The nation faced a second oil crisis in 1979, after the Iranian revolution led to supply cuts. In response, President Jimmy Carter proposed plans for cutting oil imports, reducing energy use and improving energy efficiency, but his ideas seemed to only further shake American confidence and a deepening sense of malaise.
The first two years of this decade were defined by a painful recession. More than 12 million Americans (nearly 11 percent) were jobless, business bankruptcies rose by 50 percent, and business failures in 1982 reached the highest level since the Great Depression. Steel and other heavy industries, particularly in the Midwestern Rust Belt, struggled with competition from Japan and Germany, a decline in production, and the closing of factories. The nation experienced a seismic shift known as deindustrialization.
President Ronald Reagan challenged the belief that government should drive the solutions to the nation's economic problems. He stressed the benefits of a free market and a strong private sector, and supported a new climate of business deregulation, tax cutting, and decreased social spending. Still, overall government spending increased (particularly the defense budget) and the national debt ballooned.
Welcome to the World Wide Web.

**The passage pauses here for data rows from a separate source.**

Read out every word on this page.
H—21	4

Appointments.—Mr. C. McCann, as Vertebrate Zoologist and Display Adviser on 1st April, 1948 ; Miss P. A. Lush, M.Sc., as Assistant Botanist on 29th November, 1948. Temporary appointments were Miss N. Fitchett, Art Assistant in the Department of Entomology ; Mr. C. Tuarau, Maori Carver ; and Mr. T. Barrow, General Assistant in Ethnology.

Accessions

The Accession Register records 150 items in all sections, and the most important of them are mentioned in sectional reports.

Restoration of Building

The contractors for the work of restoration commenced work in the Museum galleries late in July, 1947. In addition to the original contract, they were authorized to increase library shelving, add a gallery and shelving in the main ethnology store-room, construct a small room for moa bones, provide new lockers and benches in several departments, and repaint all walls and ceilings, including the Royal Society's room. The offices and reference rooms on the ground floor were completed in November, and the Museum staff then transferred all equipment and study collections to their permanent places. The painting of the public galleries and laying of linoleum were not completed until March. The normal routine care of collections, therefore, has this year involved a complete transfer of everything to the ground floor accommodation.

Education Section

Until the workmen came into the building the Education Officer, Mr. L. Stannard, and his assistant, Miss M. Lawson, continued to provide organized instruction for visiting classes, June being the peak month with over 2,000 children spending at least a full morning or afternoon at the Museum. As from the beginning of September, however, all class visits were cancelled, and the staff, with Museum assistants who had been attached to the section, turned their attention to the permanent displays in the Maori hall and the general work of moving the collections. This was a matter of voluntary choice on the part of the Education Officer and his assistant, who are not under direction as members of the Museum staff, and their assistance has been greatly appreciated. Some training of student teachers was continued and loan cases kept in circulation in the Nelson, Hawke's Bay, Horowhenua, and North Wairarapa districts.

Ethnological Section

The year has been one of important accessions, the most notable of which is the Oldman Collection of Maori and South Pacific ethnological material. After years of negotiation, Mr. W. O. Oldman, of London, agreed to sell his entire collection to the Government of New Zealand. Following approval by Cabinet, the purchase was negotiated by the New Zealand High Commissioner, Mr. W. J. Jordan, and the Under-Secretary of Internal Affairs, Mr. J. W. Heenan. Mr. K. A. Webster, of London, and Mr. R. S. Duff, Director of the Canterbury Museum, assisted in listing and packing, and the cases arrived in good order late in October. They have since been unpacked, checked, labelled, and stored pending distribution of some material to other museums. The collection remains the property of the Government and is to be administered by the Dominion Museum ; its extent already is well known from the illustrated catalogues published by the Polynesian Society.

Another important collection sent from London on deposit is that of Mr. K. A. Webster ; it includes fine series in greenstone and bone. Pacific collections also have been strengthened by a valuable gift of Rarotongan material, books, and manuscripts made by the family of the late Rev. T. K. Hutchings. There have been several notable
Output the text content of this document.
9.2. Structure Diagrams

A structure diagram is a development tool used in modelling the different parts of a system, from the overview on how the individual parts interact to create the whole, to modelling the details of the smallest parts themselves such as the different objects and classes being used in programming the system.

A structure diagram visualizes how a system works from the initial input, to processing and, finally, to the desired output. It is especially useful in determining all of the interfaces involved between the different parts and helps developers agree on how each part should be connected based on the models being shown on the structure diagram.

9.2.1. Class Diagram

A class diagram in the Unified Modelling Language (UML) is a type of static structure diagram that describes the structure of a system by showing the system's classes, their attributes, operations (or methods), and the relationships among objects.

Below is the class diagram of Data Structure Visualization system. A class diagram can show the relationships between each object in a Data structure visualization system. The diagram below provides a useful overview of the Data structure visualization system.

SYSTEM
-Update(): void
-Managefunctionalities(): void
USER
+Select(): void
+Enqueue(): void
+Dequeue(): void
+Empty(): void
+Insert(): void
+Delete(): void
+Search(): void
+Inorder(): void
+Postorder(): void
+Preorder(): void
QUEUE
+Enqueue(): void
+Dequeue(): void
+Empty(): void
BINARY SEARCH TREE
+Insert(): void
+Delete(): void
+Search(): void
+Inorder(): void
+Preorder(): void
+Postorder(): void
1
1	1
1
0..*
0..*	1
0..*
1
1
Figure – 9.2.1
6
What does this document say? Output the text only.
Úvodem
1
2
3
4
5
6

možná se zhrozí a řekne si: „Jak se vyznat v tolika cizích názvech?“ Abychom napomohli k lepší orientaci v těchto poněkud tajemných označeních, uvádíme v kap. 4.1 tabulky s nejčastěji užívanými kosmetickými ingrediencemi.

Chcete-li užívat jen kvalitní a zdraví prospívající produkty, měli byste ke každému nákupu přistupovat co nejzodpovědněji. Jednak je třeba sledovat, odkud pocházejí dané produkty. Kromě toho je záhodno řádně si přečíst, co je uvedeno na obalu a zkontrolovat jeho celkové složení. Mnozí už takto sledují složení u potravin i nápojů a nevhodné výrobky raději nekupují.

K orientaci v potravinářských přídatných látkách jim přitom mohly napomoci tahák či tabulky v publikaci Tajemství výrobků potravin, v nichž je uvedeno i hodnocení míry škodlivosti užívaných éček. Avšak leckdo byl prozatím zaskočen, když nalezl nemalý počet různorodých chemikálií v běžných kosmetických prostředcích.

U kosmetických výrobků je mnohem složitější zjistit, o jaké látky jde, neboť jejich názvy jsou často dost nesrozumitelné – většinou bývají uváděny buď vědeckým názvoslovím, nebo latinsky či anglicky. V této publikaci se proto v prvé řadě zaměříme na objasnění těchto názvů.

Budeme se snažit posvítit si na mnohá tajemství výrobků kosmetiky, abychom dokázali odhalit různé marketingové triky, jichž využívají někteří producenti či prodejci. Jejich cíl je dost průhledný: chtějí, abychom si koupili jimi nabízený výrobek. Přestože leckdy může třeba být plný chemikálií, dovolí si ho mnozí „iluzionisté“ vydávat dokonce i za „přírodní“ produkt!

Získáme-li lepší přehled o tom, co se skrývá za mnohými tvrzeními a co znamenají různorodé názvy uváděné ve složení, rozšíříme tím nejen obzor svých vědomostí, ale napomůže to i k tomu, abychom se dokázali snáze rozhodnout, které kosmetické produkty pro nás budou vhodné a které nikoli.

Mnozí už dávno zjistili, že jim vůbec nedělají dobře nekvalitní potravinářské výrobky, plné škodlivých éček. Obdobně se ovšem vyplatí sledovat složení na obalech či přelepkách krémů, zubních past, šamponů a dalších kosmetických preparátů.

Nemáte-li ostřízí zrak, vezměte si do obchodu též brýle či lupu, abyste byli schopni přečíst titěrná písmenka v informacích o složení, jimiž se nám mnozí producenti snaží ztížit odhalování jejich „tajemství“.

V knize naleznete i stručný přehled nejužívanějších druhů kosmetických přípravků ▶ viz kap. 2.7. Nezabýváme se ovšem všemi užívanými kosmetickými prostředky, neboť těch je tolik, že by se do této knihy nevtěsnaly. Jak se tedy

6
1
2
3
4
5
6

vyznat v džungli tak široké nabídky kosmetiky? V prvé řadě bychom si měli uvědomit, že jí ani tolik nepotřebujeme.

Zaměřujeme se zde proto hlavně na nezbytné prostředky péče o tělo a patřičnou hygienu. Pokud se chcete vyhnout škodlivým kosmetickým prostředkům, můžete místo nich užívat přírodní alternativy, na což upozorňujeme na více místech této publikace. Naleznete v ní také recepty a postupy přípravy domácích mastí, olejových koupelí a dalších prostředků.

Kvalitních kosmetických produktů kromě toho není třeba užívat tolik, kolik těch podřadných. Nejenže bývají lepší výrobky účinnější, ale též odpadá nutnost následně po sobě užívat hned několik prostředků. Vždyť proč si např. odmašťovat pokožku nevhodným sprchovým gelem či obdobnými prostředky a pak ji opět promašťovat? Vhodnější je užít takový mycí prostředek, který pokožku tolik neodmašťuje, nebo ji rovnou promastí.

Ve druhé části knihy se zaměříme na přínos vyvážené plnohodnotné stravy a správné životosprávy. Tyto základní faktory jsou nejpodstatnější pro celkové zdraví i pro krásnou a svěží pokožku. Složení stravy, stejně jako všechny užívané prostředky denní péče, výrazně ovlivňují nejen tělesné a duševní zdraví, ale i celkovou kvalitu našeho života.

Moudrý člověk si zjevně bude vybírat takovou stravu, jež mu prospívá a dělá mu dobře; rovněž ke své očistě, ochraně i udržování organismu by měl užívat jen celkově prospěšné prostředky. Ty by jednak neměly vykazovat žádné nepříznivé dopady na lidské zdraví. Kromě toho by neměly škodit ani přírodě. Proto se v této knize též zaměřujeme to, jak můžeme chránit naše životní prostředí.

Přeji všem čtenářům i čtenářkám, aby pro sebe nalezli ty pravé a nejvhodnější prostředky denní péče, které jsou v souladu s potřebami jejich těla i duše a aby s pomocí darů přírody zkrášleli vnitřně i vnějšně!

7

Not only did the internet become a brave new frontier for new business, it also spurred a dramatic shift in how existing companies gathered and used information. It allowed greater efficiency and profitability in marketing and finance, forced businesses to rethink the nature of their hierarchies, management styles and bureaucracies, and helped integrate the international economy.
And it spawned a booming New Economy with a strong growth rate, low unemployment and minimal inflation, one in which brash entrepreneurs launched companies that soon were competing successfully with some of the world's most venerable and profitable brands. That said, American wealth was increasingly concentrated in fewer hands, buoyed by substantial tax cuts in the '80s and the '90s that enabled the wealthiest Americans to hold on to a larger share of their income.